What, then, drives economic growth? New ideas—in the form of ingenious inventions, advanced business processes, and innovative management techniques—provide new recipes for combining labor, physical capital, and human capital. These new recipes allow us to create more output with the same resources. Ideas don’t depreciate, and hence if we keep generating new ideas, the economy can keep growing. As long as ideas help us use our existing resources more effectively, there are no limits to growth.
All of this identifies the proximate causes of growth: It’s due to labor, physical capital, human capital, and—perhaps most importantly—new ideas. But what are the deeper causes of economic growth? What economic settings will lead to more investment in new ideas, supplemented by investments in capital that embodies these new ideas, and in the human capital needed to take advantage of new technologies? Focusing on the deeper causes of economic growth suggests that what really matters are the incentives and institutions that spur more of these investments. Careful studies of the varied growth paths of different countries over many periods of history reveal that property rights, government stability, effective regulation, and research and development policies all encourage the investments that will cause growth. Together, these insights provide a roadmap that poor countries might be able to use to ignite economic growth.
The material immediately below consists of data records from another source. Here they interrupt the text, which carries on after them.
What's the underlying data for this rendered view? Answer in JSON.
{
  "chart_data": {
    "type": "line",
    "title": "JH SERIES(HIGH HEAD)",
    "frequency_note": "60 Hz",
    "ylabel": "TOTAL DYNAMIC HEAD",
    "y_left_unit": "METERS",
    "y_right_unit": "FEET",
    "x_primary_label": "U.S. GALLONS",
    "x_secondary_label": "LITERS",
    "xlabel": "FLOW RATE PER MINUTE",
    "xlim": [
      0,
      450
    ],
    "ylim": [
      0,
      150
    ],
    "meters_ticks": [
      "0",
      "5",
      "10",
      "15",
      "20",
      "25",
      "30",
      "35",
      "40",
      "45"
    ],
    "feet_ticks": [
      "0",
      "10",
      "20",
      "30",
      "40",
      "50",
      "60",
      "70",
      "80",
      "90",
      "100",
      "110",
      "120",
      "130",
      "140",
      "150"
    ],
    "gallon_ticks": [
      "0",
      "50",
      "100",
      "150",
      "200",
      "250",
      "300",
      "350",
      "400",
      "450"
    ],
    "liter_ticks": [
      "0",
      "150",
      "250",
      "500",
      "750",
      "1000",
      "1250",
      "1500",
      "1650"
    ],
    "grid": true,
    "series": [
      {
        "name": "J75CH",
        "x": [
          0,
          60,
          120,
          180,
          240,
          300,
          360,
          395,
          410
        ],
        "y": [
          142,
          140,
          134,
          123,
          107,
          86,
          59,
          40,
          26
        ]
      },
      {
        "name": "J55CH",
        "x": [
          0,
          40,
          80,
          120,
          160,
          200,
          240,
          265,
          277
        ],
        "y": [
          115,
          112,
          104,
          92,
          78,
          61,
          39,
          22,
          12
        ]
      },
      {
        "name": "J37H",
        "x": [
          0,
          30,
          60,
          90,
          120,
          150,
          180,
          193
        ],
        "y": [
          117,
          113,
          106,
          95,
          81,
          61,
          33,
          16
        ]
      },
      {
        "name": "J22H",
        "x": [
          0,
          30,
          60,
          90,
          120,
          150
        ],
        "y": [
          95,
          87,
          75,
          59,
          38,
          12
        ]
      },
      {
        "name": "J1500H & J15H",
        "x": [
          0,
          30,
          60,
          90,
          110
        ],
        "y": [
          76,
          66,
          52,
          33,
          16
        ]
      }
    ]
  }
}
As important as these findings are, economists have yet to discover the perfect recipe for generating new ideas. This is why economics is engaged in a search for new ideas about how to generate … new ideas. Yes, that sounds a bit meta. But it also explains just why economics is so important: If ideas are important drivers of growth, then the ideas of economists about how to motivate businesses to invest in creating more ideas are the most important ideas of all. If economists can figure out which rules and incentives will generate the most new ideas, we may catalyze an era of even faster economic growth. The possibilities here are extraordinary. This suggests that creating new ideas about ideas could turn out to be the most transformative idea in the history of humanity.